Notice how the line in the first graph moves up and down whereas the line in the second graph is flat. That is because as the data has aged, Graphite has reduced resolution by averaging multiple datapoints into coarser and coarser intervals: first 5 minutes, then 15 minutes, then one hour.
As I understand it, the figures in the tables are average the data from 13 days prior to the change and 11 days after. That means that the figures you are reporting are averages of averages of averages of averages, and medians of averages of medians of averages. It also means that if you re-do this analysis a week from now, using the exact same scripts to analyze the same interval of time, you will end up with very slightly different results (since the data will have been rolled up into coarser aggregation intervals).

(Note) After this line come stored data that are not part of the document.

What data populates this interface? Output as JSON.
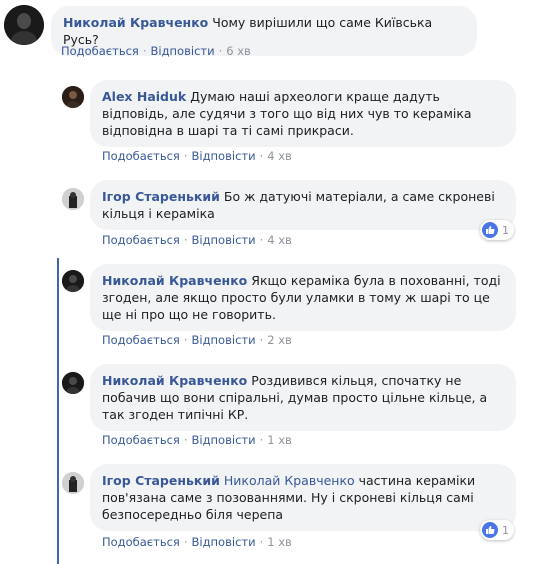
{
  "actions": {
    "like": "Подобається",
    "reply": "Відповісти"
  },
  "comments": [
    {
      "author": "Николай Кравченко",
      "text": "Чому вирішили що саме Київська Русь?",
      "time": "6 хв"
    },
    {
      "author": "Alex Haiduk",
      "text": "Думаю наші археологи краще дадуть відповідь, але судячи з того що від них чув то кераміка відповідна в шарі та ті самі прикраси.",
      "time": "4 хв"
    },
    {
      "author": "Ігор Старенький",
      "text": "Бо ж датуючі матеріали, а саме скроневі кільця і кераміка",
      "time": "4 хв",
      "reactions": "1"
    },
    {
      "author": "Николай Кравченко",
      "text": "Якщо кераміка була в похованні, тоді згоден, але якщо просто були уламки в тому ж шарі то це ще ні про що не говорить.",
      "time": "2 хв"
    },
    {
      "author": "Николай Кравченко",
      "text": "Роздивився кільця, спочатку не побачив що вони спіральні, думав просто цільне кільце, а так згоден типічні КР.",
      "time": "1 хв"
    },
    {
      "author": "Ігор Старенький",
      "mention": "Николай Кравченко",
      "text": "частина кераміки пов'язана саме з позованнями. Ну і скроневі кільця самі безпосередньо біля черепа",
      "time": "1 хв",
      "reactions": "1"
    }
  ]
}
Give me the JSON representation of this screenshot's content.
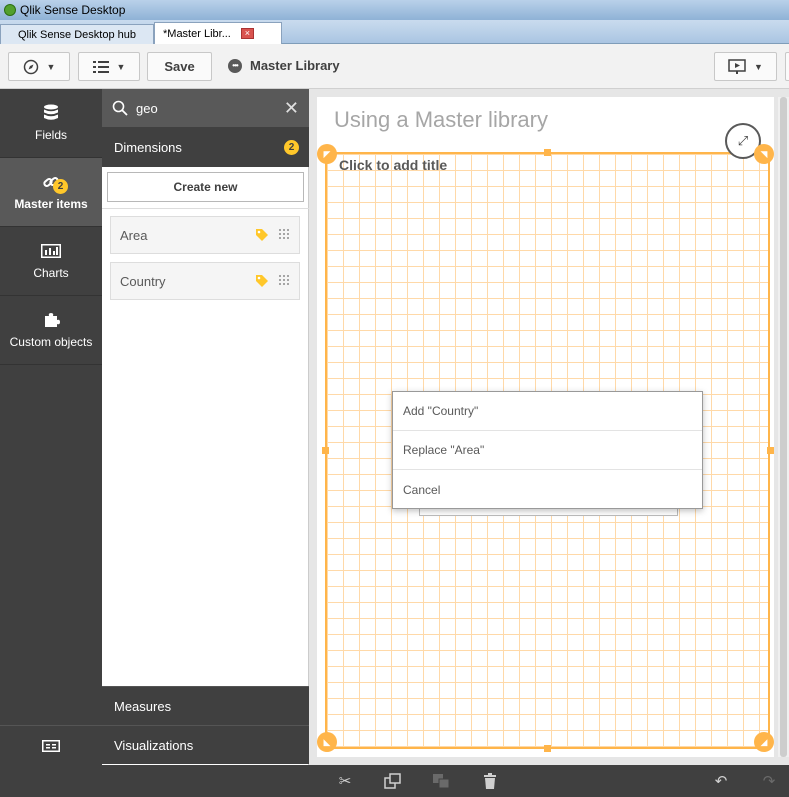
{
  "window": {
    "title": "Qlik Sense Desktop"
  },
  "tabs": [
    {
      "label": "Qlik Sense Desktop hub"
    },
    {
      "label": "*Master Libr...",
      "close": "×"
    }
  ],
  "toolbar": {
    "save_label": "Save",
    "sheet_title": "Master Library",
    "menu_caret": "▼",
    "list_caret": "▼",
    "present_caret": "▼"
  },
  "leftnav": {
    "items": [
      {
        "label": "Fields",
        "icon": "database-icon"
      },
      {
        "label": "Master items",
        "icon": "link-icon",
        "badge": "2"
      },
      {
        "label": "Charts",
        "icon": "bar-chart-icon"
      },
      {
        "label": "Custom objects",
        "icon": "puzzle-icon"
      }
    ]
  },
  "panel": {
    "search_value": "geo",
    "dimensions_label": "Dimensions",
    "dimensions_badge": "2",
    "create_new": "Create new",
    "dimension_items": [
      {
        "label": "Area"
      },
      {
        "label": "Country"
      }
    ],
    "measures_label": "Measures",
    "visualizations_label": "Visualizations"
  },
  "sheet": {
    "heading": "Using a Master library",
    "object_title": "Click to add title"
  },
  "context_menu": {
    "items": [
      {
        "label": "Add \"Country\""
      },
      {
        "label": "Replace \"Area\""
      },
      {
        "label": "Cancel"
      }
    ]
  },
  "colors": {
    "accent": "#ffb54a",
    "badge": "#ffc72a",
    "nav_bg": "#404040",
    "nav_active": "#595959"
  }
}
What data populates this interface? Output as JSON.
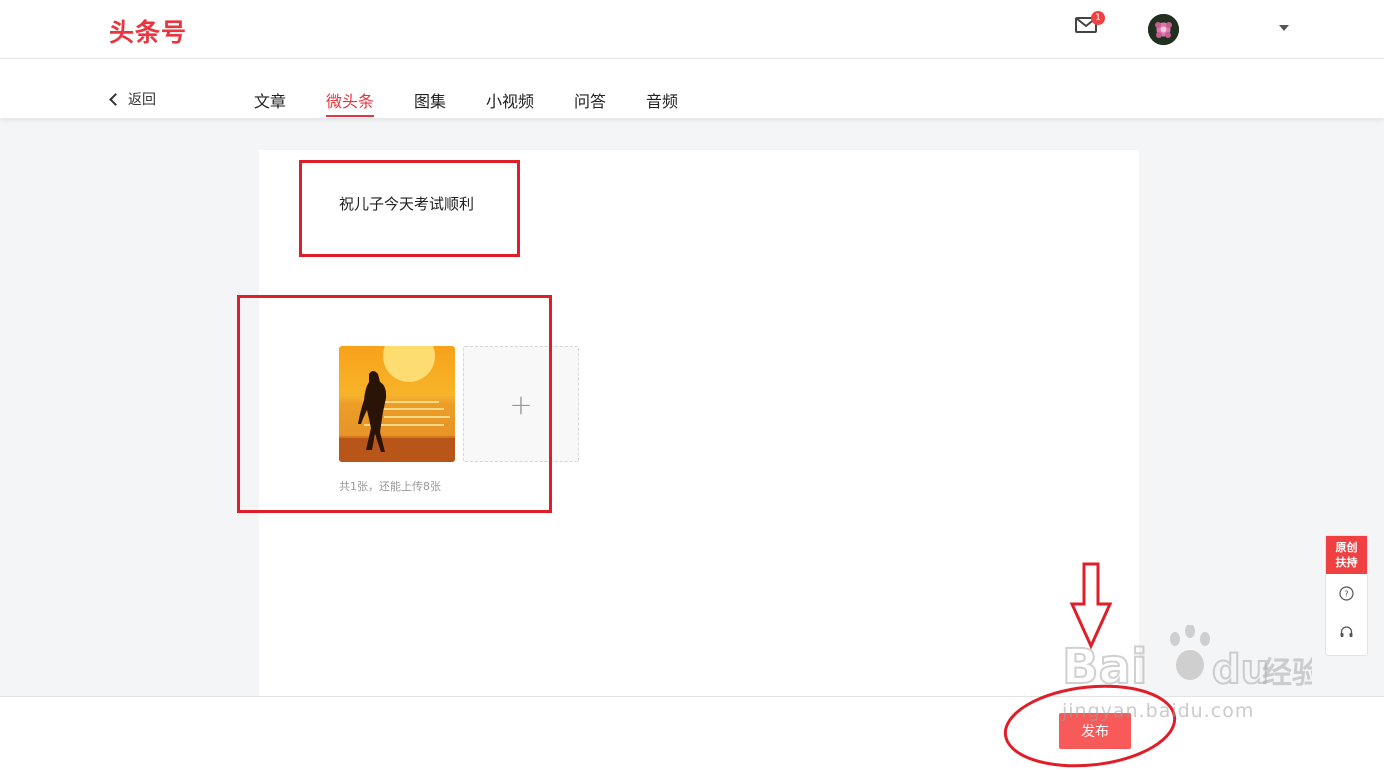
{
  "header": {
    "logo": "头条号",
    "mail_badge": "1"
  },
  "nav": {
    "back_label": "返回",
    "tabs": [
      {
        "label": "文章",
        "active": false
      },
      {
        "label": "微头条",
        "active": true
      },
      {
        "label": "图集",
        "active": false
      },
      {
        "label": "小视频",
        "active": false
      },
      {
        "label": "问答",
        "active": false
      },
      {
        "label": "音频",
        "active": false
      }
    ]
  },
  "editor": {
    "post_text": "祝儿子今天考试顺利",
    "add_tile_glyph": "+",
    "image_count_hint": "共1张，还能上传8张"
  },
  "side": {
    "promo_label_line1": "原创",
    "promo_label_line2": "扶持"
  },
  "footer": {
    "publish_label": "发布"
  },
  "watermark": {
    "url": "jingyan.baidu.com"
  },
  "colors": {
    "brand_red": "#e8353f",
    "annotation_red": "#e01e2a",
    "publish_button": "#f85959"
  }
}
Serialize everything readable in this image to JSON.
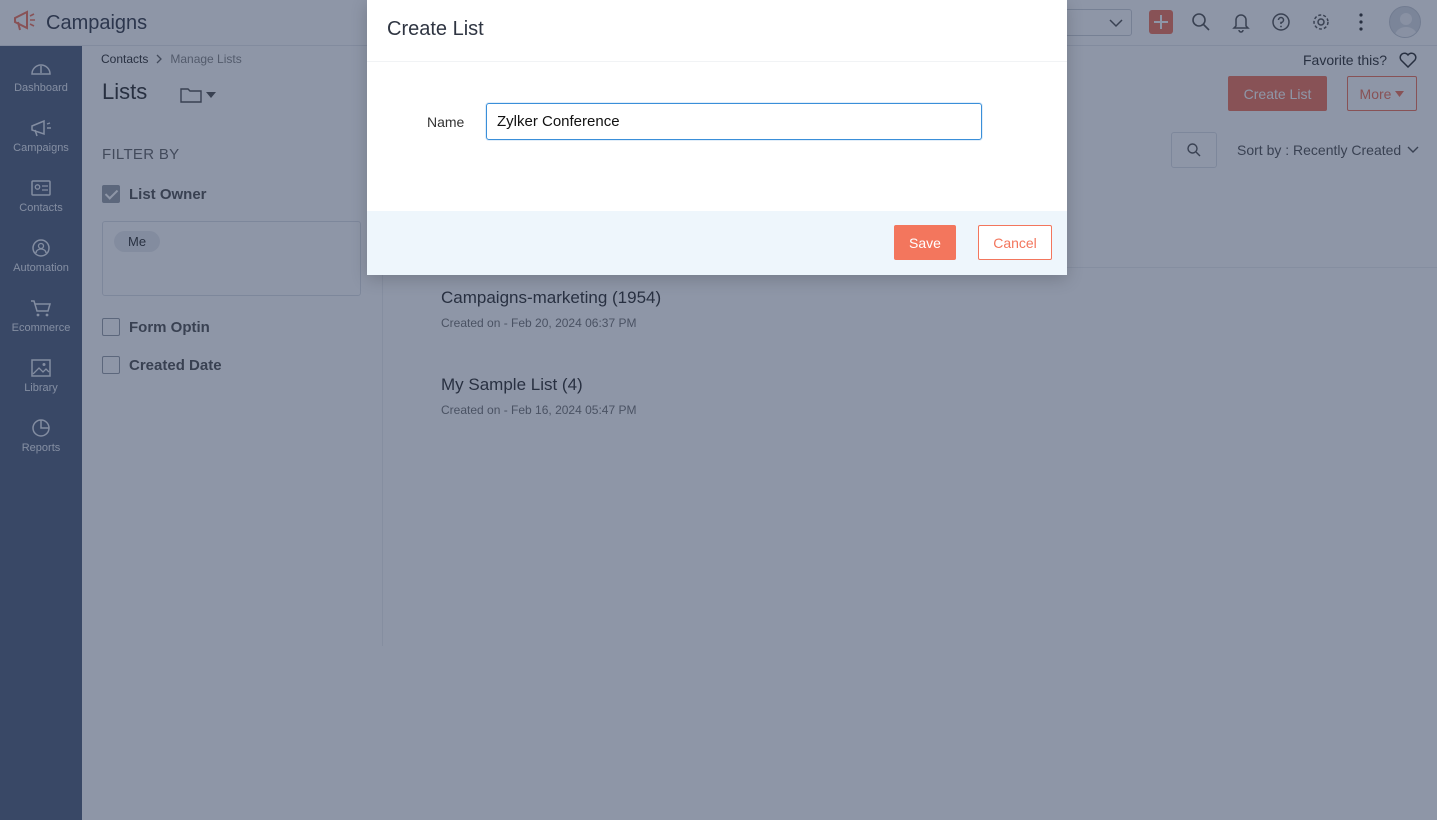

We tolerate the loss of precision at multiple layers of aggregation for a specific use-case -- to generate real-time graphs of operational data, so we can know which way the wind blows in production.
If you want to have descriptive statistics that you can define concisely and precisely, you can't start with Graphite. You have to start with the full set of individual samples. That is why we capture each sample in the EventLogging database.
I usually start by dumping the samples into a flat text file that I can download and analyze locally. I do that with short Python scripts, like this one, for example: https://gist.github.com/atdt/5e6d44fcb1c7795d52a8ace102f522e0
The shape of the data that you get by doing things this way ends up being very close to what you get from Graphite. It's close enough that I do sometime use Graphite graphs in presentations. But not numbers with single-millisecond precision. Starting with the full set of samples is the only way to end up with statistical measures that have standard, agreed-upon definitions, which helps people understand what you're talking about, and makes the analysis reproducible.
I hope this makes some sense. Thank you for all the hard work you have put into this so far. It is not easy.